Last year, for example, the mayor of York, Pennsylvania, spent two weeks in Indonesia meeting with fellow mayors and municipal officials. Most of what they talked about was what majors everywhere do:  potholes, planning, budgets, parks, and schools.

CONCLUSION

I have tried today to convey the idea that in today’s world, foreign policy is not merely the management of government-to-government relations. In a world of increasingly meaningless borders and constantly changing communication technologies, it is you, the citizens and your citizen groups, who are more and more influential. 

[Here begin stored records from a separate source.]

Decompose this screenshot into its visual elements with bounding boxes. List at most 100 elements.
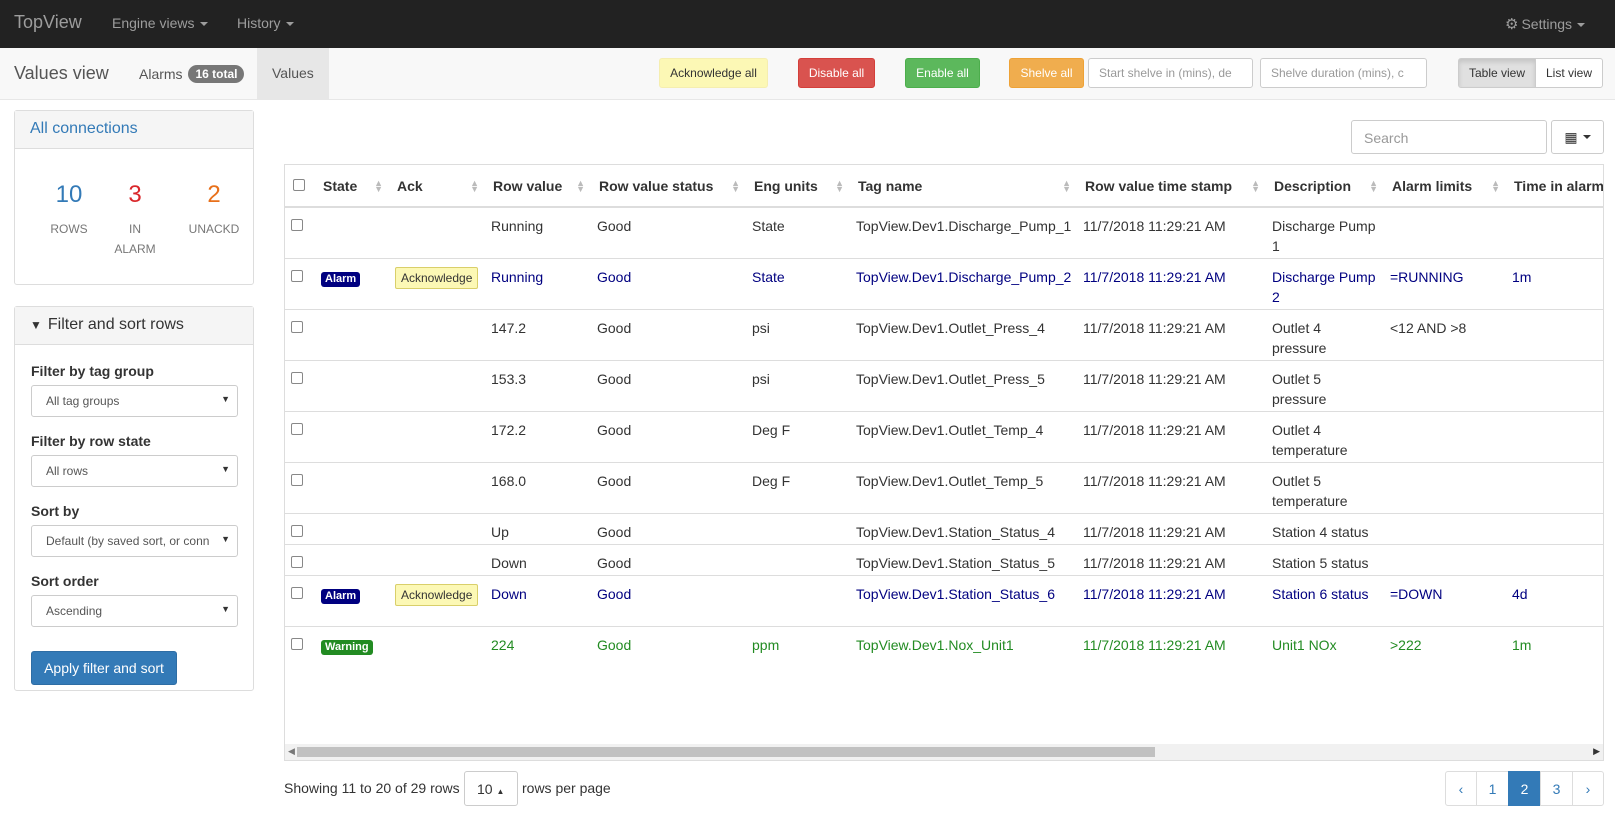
- table-row[interactable]: Alarm Acknowledge Down Good TopView.Dev1.Sta…: [285, 574, 1603, 626]
- table-row[interactable]: Running Good State TopView.Dev1.Discharge_P…: [285, 206, 1603, 258]
- disable-all-button[interactable]: Disable all: [798, 58, 875, 88]
- next-page-button[interactable]: ›: [1572, 771, 1604, 806]
- row-value-status-cell: Good: [591, 206, 746, 258]
- sort-icon: ▲ ▼: [1369, 178, 1378, 194]
- unackd-count: 2: [207, 181, 221, 208]
- description-cell: Outlet 5 pressure: [1266, 359, 1384, 411]
- row-checkbox[interactable]: [291, 524, 303, 537]
- row-checkbox[interactable]: [291, 371, 303, 384]
- start-shelve-input[interactable]: Start shelve in (mins), de: [1088, 58, 1253, 88]
- table-row[interactable]: Alarm Acknowledge Running Good State TopView.…: [285, 257, 1603, 309]
- list-view-toggle[interactable]: List view: [1535, 58, 1603, 88]
- column-header-row-value-time-stamp[interactable]: Row value time stamp ▲ ▼: [1077, 165, 1266, 208]
- apply-filter-button[interactable]: Apply filter and sort: [31, 651, 177, 685]
- column-header-state[interactable]: State ▲ ▼: [315, 165, 389, 208]
- rows-per-page-select[interactable]: 10 ▲: [464, 771, 518, 806]
- state-cell: Warning: [315, 625, 389, 677]
- all-connections-link[interactable]: All connections: [15, 111, 253, 149]
- connections-panel: All connections 10 ROWS 3 IN ALARM 2 UNAC…: [14, 110, 254, 285]
- table-row[interactable]: Up Good TopView.Dev1.Station_Status_4 11/7/…: [285, 512, 1603, 544]
- shelve-duration-input[interactable]: Shelve duration (mins), c: [1260, 58, 1427, 88]
- sort-by-select[interactable]: Default (by saved sort, or conn ▼: [31, 525, 238, 557]
- row-value-cell: Down: [485, 543, 591, 575]
- scroll-right-icon[interactable]: ▶: [1593, 746, 1600, 757]
- acknowledge-button[interactable]: Acknowledge: [395, 266, 479, 289]
- shelve-all-button[interactable]: Shelve all: [1009, 58, 1084, 88]
- column-header-tag-name[interactable]: Tag name ▲ ▼: [850, 165, 1077, 208]
- settings-menu[interactable]: ⚙ Settings: [1505, 15, 1586, 33]
- sort-icon: ▲ ▼: [576, 178, 585, 194]
- tab-alarms[interactable]: Alarms 16 total: [139, 65, 245, 83]
- column-header-row-value[interactable]: Row value ▲ ▼: [485, 165, 591, 208]
- row-value-cell: Down: [485, 574, 591, 626]
- column-header-label: Alarm limits: [1392, 177, 1473, 194]
- select-all-checkbox[interactable]: [293, 179, 305, 191]
- prev-page-button[interactable]: ‹: [1445, 771, 1477, 806]
- filter-panel-header[interactable]: ▼ Filter and sort rows: [15, 307, 253, 345]
- table-row[interactable]: 147.2 Good psi TopView.Dev1.Outlet_Press_4 1…: [285, 308, 1603, 360]
- tab-values[interactable]: Values: [257, 48, 329, 99]
- tag-name-cell: TopView.Dev1.Outlet_Press_5: [850, 359, 1077, 411]
- row-checkbox[interactable]: [291, 320, 303, 333]
- table-row[interactable]: Warning 224 Good ppm TopView.Dev1.Nox_Unit1 1…: [285, 625, 1603, 677]
- row-select-cell[interactable]: [285, 359, 315, 411]
- alarm-limits-cell: [1384, 461, 1506, 513]
- alarm-limits-cell: >222: [1384, 625, 1506, 677]
- row-value-status-cell: Good: [591, 574, 746, 626]
- table-row[interactable]: Down Good TopView.Dev1.Station_Status_5 11/…: [285, 543, 1603, 575]
- column-header-time-in-alarm[interactable]: Time in alarm: [1506, 165, 1603, 208]
- page-button-3[interactable]: 3: [1540, 771, 1573, 806]
- row-checkbox[interactable]: [291, 422, 303, 435]
- row-select-cell[interactable]: [285, 461, 315, 513]
- table-row[interactable]: 172.2 Good Deg F TopView.Dev1.Outlet_Temp_4…: [285, 410, 1603, 462]
- sort-order-select[interactable]: Ascending ▼: [31, 595, 238, 627]
- page-button-1[interactable]: 1: [1476, 771, 1509, 806]
- acknowledge-all-button[interactable]: Acknowledge all: [659, 58, 768, 88]
- tag-group-select[interactable]: All tag groups ▼: [31, 385, 238, 417]
- state-label: Warning: [321, 639, 373, 655]
- ack-cell: [389, 625, 485, 677]
- sort-icon: ▲ ▼: [374, 178, 383, 194]
- column-header-eng-units[interactable]: Eng units ▲ ▼: [746, 165, 850, 208]
- search-input[interactable]: Search: [1351, 120, 1547, 154]
- row-select-cell[interactable]: [285, 257, 315, 309]
- enable-all-button[interactable]: Enable all: [905, 58, 980, 88]
- column-header-ack[interactable]: Ack ▲ ▼: [389, 165, 485, 208]
- column-header-alarm-limits[interactable]: Alarm limits ▲ ▼: [1384, 165, 1506, 208]
- timestamp-cell: 11/7/2018 11:29:21 AM: [1077, 625, 1266, 677]
- eng-units-cell: Deg F: [746, 410, 850, 462]
- columns-toggle-button[interactable]: ▦: [1551, 120, 1604, 154]
- scroll-left-icon[interactable]: ◀: [288, 746, 295, 757]
- row-checkbox[interactable]: [291, 637, 303, 650]
- row-checkbox[interactable]: [291, 586, 303, 599]
- history-menu[interactable]: History: [237, 15, 294, 31]
- table-row[interactable]: 168.0 Good Deg F TopView.Dev1.Outlet_Temp_5…: [285, 461, 1603, 513]
- column-header-description[interactable]: Description ▲ ▼: [1266, 165, 1384, 208]
- row-checkbox[interactable]: [291, 219, 303, 231]
- engine-views-menu[interactable]: Engine views: [112, 15, 208, 31]
- column-header-row-value-status[interactable]: Row value status ▲ ▼: [591, 165, 746, 208]
- row-select-cell[interactable]: [285, 206, 315, 258]
- row-checkbox[interactable]: [291, 555, 303, 568]
- row-select-cell[interactable]: [285, 543, 315, 575]
- row-select-cell[interactable]: [285, 512, 315, 544]
- chevron-down-icon: ▼: [30, 318, 42, 332]
- row-checkbox[interactable]: [291, 473, 303, 486]
- row-select-cell[interactable]: [285, 308, 315, 360]
- brand-logo[interactable]: TopView: [14, 12, 82, 33]
- eng-units-cell: [746, 512, 850, 544]
- horizontal-scrollbar[interactable]: ◀ ▶: [285, 744, 1603, 760]
- row-checkbox[interactable]: [291, 269, 303, 282]
- row-select-cell[interactable]: [285, 410, 315, 462]
- eng-units-cell: [746, 543, 850, 575]
- row-select-cell[interactable]: [285, 625, 315, 677]
- row-select-cell[interactable]: [285, 574, 315, 626]
- table-row[interactable]: 153.3 Good psi TopView.Dev1.Outlet_Press_5 1…: [285, 359, 1603, 411]
- row-state-select[interactable]: All rows ▼: [31, 455, 238, 487]
- scrollbar-thumb[interactable]: [297, 747, 1155, 757]
- table-view-toggle[interactable]: Table view: [1458, 58, 1536, 88]
- acknowledge-button[interactable]: Acknowledge: [395, 583, 479, 606]
- page-button-2[interactable]: 2: [1508, 771, 1541, 806]
- row-value-status-cell: Good: [591, 257, 746, 309]
- select-all-header[interactable]: [285, 165, 315, 208]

As a diplomat who has dedicated her career to the conduct of public diplomacy and to Africa, I know that you are a key link between American and Africa. It is with you that Africans in your sister cities begin to understand that America is more than the White House, the Department of State, and Hollywood movies. And Americans begin to understand that Africa is a huge continent with thousands of languages and vibrant cultures. They begin to appreciate that Americans, too, have real families, real communities, and share universal aspirations. And we Americans learn about African families, African communities who share these same aspirations. Together you see first hand that ordinary citizens can participate and make a difference in international relations.

I thank you for this opportunity to share my thoughts this morning and look forward to hearing your concerns and questions.